Before Prudhoe Bay had been well established as an oil and gas town, Eisenhower was looking to preserve plenty of land for future generations. Included in his package was the Artic National Wildlife Range which is most often referred to as ANWR today. Protections for the land became increasingly important as time progressed, and in 1977 things came to a head. Section 1002 of the ANWR was especially productive in terms of oil and gas production, but also identified as essential for local wildlife. The argument stemmed from there: To drill or not to drill? Administrations since then have fought to change permissions afforded to producing companies. The battle between the philosophies of development and conservation was on, and it has not cooled off since.

Some of the most prophetic oil and gas producing areas of Alaska – From the US Geological Survey (2002) Resource Assessment of NPRA

The Biden Administration

While the battle inland rages on, the Biden administration has now taken to the seas. The BLM announced on April 26, 2022 that it would be reducing the amount of land that can be used for offshore drilling off the coast of Alaska’s Northeast National Petroleum Reserve. The 91-page document highlights the fact that the decision was made after more than a decade of research and communication from a wide variety of stakeholders. This comes after the Biden Administration’s decision to suspend all leasing in the ANWR in June of 2021. Nobody was surprised at this action which essentially reversed the Trump administration’s decision to expand operations in the Arctic. Already the state of Alaska’s government has introduced a bill allowing $2 million of state budget money to be used in lawsuits against the Biden administration (a move that has become popular for many oil-producing states). While the presidential administration is worried about conservation, the Alaska government is worried about having the money to function for its people.

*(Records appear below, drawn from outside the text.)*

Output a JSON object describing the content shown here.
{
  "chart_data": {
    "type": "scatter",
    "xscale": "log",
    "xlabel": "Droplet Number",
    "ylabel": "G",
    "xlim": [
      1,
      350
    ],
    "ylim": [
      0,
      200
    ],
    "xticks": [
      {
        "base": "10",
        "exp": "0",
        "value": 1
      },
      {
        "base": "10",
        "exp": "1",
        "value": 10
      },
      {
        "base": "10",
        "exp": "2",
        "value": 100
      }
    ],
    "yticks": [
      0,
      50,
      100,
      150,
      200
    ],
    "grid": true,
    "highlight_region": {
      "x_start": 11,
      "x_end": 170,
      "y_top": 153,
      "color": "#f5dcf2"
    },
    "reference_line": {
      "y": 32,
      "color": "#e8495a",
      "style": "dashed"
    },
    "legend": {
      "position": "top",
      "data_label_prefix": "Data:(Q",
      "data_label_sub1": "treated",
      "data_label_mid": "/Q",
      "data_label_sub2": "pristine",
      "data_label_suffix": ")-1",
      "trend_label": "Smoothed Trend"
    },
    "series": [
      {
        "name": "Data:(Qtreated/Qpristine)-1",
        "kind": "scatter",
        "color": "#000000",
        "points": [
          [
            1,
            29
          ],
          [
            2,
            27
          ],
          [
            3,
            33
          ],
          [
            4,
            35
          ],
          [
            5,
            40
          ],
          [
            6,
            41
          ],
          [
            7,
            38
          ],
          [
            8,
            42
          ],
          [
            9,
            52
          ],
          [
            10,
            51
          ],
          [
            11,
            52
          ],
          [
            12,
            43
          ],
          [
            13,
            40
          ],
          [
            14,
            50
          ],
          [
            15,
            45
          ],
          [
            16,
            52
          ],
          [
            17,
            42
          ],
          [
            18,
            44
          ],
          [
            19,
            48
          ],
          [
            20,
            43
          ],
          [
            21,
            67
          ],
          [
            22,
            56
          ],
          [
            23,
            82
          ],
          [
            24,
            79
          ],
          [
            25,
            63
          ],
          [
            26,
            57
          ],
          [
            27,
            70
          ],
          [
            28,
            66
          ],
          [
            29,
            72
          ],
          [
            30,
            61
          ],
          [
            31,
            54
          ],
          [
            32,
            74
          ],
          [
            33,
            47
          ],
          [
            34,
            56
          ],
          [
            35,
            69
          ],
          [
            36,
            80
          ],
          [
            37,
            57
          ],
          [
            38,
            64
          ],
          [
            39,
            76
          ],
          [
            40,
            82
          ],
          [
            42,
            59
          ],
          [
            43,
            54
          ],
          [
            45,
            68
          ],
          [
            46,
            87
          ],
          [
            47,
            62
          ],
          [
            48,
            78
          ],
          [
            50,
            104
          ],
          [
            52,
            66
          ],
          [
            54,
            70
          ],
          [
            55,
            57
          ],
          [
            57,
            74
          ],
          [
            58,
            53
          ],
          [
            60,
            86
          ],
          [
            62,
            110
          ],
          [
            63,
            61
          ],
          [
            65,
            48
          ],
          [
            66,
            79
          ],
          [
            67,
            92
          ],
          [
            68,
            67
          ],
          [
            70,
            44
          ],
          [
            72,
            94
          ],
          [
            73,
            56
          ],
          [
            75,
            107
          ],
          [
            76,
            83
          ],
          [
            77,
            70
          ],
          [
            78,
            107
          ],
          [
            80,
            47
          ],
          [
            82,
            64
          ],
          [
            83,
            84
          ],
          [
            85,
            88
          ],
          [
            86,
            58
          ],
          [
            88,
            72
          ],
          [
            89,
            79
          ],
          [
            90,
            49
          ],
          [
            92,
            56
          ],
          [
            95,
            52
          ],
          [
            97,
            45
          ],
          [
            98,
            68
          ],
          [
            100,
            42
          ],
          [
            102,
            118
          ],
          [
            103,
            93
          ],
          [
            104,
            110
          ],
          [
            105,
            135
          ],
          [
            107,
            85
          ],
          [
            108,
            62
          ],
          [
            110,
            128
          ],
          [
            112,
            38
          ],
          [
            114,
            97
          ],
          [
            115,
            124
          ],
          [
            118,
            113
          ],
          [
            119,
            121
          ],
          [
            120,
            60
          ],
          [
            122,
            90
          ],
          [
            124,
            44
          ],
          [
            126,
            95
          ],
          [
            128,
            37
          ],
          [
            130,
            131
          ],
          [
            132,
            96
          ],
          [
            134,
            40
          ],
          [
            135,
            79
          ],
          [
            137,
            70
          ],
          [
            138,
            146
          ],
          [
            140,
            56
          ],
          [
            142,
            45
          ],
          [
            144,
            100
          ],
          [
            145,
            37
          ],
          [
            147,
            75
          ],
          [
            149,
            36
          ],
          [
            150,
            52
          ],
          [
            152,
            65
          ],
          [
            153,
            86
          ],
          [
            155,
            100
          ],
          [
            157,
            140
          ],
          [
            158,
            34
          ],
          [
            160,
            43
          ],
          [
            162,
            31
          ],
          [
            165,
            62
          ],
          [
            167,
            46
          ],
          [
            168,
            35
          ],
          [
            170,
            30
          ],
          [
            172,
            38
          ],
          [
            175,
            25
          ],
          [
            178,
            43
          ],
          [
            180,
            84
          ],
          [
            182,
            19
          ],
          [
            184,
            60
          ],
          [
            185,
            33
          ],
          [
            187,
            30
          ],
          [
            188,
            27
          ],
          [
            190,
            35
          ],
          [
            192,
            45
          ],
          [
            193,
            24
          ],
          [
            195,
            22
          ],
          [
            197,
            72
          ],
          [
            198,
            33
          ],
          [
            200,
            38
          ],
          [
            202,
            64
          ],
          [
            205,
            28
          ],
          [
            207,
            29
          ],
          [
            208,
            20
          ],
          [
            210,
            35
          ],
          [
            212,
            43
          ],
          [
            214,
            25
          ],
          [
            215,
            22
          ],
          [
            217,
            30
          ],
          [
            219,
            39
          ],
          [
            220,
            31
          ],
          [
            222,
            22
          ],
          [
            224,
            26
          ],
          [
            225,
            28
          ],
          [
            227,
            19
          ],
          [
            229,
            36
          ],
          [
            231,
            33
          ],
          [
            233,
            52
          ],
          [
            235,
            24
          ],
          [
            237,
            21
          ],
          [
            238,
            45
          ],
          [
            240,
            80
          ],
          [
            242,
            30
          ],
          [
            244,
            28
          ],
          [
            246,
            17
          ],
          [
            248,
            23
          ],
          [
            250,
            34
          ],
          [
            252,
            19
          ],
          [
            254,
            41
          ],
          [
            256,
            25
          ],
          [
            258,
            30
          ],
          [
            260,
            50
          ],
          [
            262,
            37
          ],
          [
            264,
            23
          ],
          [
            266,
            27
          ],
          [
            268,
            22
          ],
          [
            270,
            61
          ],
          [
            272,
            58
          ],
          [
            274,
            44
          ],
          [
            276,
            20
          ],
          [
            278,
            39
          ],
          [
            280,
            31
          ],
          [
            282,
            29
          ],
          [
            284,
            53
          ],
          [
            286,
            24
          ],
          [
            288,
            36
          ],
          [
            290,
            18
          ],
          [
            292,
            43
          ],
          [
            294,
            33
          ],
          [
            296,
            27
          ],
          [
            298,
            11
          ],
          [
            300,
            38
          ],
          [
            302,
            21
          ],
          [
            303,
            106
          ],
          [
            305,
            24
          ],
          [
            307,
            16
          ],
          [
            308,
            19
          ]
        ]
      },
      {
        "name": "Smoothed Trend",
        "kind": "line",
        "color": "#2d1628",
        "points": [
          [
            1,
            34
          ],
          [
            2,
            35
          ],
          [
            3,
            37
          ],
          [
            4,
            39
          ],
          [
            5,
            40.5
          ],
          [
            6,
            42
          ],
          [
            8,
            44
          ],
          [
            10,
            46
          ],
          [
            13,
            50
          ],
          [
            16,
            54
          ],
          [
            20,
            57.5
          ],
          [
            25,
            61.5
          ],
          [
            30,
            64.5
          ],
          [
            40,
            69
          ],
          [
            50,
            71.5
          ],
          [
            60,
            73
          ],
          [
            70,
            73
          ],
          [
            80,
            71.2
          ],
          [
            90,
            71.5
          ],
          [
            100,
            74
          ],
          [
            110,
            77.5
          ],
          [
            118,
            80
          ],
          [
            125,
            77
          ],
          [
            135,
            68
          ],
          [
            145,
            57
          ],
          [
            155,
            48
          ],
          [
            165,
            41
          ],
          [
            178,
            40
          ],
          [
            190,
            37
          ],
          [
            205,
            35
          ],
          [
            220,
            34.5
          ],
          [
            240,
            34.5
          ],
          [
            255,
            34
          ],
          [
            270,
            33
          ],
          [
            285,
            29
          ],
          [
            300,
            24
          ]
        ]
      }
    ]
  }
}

The Continuation of Tradition

While the internet’s outrage is growing from both sides, this is a political move Alaska has seen before. Even the Obama administration put a 5-year plan to make drilling in 2 key areas of the Arctic illegal in a last-ditch effort to limit Trump’s influence. Eventually, a Republican administration will push back against the Biden administration, and the cycle will continue. Conservation has been ingrained in America’s recent history, and this is a conflict that will wage on for generations.